TownTalk: Henderson Police Department Update
Henderson Police Chief Marcus Barrow calls himself an “old-school” police officer, but that doesn’t transfer to the officers in his department – he wants the younger officers to bring their technological skills with them – from flying drones to using AI to streamline inter-office guidelines.
“I think we’re probably a step ahead of everybody in the region,” Barrow said on Tuesday’s TownTalk. Besides using facial recognition software to help solve crimes, the city of Henderson also has more FLOC cameras in use than nearby municipalities.

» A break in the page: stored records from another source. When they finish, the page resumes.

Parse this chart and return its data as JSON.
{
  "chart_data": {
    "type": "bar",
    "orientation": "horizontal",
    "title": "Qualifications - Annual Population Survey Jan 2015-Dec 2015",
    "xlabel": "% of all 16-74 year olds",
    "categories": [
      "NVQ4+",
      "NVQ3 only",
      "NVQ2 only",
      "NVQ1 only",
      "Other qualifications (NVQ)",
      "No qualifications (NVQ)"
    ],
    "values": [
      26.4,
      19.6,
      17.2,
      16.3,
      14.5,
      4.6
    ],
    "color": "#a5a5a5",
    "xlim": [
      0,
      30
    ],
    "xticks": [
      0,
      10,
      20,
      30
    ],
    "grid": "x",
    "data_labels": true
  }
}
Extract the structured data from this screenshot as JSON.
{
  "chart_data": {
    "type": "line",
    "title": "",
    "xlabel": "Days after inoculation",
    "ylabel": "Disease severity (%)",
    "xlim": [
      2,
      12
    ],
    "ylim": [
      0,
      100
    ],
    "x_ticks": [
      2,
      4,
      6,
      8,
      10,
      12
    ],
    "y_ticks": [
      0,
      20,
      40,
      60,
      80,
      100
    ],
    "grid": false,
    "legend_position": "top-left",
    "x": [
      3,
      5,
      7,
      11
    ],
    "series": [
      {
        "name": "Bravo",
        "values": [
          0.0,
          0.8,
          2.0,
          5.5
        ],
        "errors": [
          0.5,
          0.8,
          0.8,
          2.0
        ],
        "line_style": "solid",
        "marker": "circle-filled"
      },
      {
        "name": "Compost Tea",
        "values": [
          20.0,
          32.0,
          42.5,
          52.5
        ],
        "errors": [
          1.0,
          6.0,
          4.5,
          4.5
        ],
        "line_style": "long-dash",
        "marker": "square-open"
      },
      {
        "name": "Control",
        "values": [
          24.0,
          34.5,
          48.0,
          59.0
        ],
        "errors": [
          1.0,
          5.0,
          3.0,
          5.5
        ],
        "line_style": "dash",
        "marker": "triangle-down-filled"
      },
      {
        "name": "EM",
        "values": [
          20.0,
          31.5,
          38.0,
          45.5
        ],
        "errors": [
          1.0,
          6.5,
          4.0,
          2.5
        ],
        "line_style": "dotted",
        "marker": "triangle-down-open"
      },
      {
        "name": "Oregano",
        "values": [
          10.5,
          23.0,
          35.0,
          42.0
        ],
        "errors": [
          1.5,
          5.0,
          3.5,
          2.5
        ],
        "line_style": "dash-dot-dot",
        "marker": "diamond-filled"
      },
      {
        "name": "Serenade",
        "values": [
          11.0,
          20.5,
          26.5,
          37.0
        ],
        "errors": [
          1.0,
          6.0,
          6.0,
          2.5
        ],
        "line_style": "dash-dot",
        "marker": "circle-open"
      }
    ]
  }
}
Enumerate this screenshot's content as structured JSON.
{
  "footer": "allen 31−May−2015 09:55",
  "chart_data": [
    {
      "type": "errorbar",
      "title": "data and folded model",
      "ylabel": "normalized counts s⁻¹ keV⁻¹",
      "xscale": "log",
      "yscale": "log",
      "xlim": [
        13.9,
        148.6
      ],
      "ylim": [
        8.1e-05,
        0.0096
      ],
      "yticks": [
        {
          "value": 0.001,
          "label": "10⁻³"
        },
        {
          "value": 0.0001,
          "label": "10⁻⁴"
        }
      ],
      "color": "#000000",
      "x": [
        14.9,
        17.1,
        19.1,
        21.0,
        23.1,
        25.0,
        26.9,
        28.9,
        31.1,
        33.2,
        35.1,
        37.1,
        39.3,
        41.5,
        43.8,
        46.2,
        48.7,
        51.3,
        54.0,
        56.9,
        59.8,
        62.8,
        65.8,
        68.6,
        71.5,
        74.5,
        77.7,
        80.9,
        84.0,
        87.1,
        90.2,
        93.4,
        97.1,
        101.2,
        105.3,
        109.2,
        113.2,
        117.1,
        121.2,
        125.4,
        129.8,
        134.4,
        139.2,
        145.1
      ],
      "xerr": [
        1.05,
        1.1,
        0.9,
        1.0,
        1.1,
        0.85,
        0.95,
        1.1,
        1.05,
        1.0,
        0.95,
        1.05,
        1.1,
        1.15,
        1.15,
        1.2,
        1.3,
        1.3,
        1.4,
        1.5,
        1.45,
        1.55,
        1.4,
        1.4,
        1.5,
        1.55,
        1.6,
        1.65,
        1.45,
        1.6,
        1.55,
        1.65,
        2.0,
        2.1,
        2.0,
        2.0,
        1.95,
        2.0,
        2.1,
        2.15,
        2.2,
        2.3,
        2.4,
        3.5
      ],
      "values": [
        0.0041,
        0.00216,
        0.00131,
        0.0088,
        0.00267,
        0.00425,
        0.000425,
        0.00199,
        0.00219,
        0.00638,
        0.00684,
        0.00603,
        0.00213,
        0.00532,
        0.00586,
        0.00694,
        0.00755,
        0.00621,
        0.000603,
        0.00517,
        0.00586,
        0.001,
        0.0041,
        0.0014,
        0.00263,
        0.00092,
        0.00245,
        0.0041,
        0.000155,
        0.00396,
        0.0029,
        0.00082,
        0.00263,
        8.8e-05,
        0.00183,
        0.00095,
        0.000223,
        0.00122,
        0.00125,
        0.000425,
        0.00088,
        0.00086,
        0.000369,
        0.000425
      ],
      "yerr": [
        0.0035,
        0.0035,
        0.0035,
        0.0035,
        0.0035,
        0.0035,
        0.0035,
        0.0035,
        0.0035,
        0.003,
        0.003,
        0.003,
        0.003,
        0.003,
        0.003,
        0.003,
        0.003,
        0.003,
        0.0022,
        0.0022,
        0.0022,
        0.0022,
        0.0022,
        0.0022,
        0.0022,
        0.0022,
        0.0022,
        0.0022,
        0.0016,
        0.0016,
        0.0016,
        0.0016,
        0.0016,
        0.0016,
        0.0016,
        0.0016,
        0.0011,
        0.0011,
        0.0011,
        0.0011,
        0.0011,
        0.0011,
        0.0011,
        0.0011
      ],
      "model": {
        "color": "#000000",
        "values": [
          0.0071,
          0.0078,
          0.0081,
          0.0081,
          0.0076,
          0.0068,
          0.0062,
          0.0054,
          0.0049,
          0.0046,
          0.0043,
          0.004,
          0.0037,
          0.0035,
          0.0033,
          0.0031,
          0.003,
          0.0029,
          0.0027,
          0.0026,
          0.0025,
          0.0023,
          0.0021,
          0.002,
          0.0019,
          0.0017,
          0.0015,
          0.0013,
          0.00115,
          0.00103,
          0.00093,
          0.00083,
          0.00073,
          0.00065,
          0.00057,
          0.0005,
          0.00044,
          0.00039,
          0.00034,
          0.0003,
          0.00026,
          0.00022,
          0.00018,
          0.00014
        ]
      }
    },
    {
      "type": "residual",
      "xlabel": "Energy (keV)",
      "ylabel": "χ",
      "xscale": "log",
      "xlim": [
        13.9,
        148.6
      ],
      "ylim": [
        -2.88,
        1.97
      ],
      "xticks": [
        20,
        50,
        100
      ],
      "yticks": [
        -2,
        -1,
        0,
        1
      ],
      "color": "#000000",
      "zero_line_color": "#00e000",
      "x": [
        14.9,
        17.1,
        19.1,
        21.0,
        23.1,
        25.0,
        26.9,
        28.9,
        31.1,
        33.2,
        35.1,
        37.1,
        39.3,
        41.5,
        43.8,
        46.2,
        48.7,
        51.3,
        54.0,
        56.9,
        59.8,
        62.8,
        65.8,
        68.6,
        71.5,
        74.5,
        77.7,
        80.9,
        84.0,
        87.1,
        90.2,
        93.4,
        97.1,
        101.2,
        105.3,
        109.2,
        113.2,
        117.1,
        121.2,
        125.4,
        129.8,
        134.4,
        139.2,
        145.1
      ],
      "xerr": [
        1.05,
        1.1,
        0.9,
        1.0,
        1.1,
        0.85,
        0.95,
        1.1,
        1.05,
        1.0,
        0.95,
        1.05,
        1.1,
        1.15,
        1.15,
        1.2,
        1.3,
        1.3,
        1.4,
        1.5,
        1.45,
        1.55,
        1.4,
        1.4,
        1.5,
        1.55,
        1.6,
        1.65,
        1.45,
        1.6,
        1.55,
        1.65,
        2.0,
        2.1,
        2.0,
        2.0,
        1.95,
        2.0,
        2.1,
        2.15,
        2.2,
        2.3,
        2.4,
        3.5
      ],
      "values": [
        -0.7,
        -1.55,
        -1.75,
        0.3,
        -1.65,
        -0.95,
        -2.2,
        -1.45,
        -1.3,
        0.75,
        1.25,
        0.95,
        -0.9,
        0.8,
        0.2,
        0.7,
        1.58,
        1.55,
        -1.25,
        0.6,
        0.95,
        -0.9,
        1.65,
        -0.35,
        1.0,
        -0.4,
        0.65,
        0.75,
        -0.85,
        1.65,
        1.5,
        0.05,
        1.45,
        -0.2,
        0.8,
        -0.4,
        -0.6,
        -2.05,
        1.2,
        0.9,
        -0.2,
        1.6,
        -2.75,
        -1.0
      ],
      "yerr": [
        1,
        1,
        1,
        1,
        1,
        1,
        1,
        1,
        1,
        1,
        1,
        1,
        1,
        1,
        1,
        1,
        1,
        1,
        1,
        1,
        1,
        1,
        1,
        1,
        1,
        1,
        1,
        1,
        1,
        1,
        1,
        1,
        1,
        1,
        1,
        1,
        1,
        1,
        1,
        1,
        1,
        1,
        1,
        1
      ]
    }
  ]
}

“We’re the smallest agency in the United States to have a NIVEN entry site,” Barrow continued. NIVEN analyzes shell casings to aid in police investigations.
And there are the drones, a tool that he said will most likely continue to grow, based on what he hears at conferences and reads in professional publications.
Mixing in the use of the latest technology means that the department is constantly learning and adapting to new concepts and equipment while maintaining high expectations for police performance.
Each year, the police department must be reaccredited through CALEA, the Commission on Accreditation for Law Enforcement Agencies. There’s a site visit every four years now, and March 2025 marks the eighth time the police department has received its reaccreditation certificate.
“We’ve been working on accreditation since I got here in 1998,” Barrow said. There are 461 standards to meet.
The CALEA standards include every facet of police work, from swearing in of officers to how arrestees are processed to how documents and other material is stored electronically.
Barrow said Capt. Chris Ball informed him recently that there soon will be two more added to the list – one involving how the department uses AI in its daily duties.
AI can be a very useful tool, but Barrow said he, like others in law enforcement, want to see how the courts system accepts the use of AI.
He said one of the first questions a judge may ask an officer providing testimony is whether his report is in his own words. Of course, an AI-generated report may not satisfy that question, so Barrow said he’d like to see AI used to make something better, not as a replacement for an officer-generated report.
Take policy manuals, for example, he said. A policy manual could be cranked into an AI program and it could quickly spot inconsistencies and redundancies.
That’s using technology in a way that makes things better.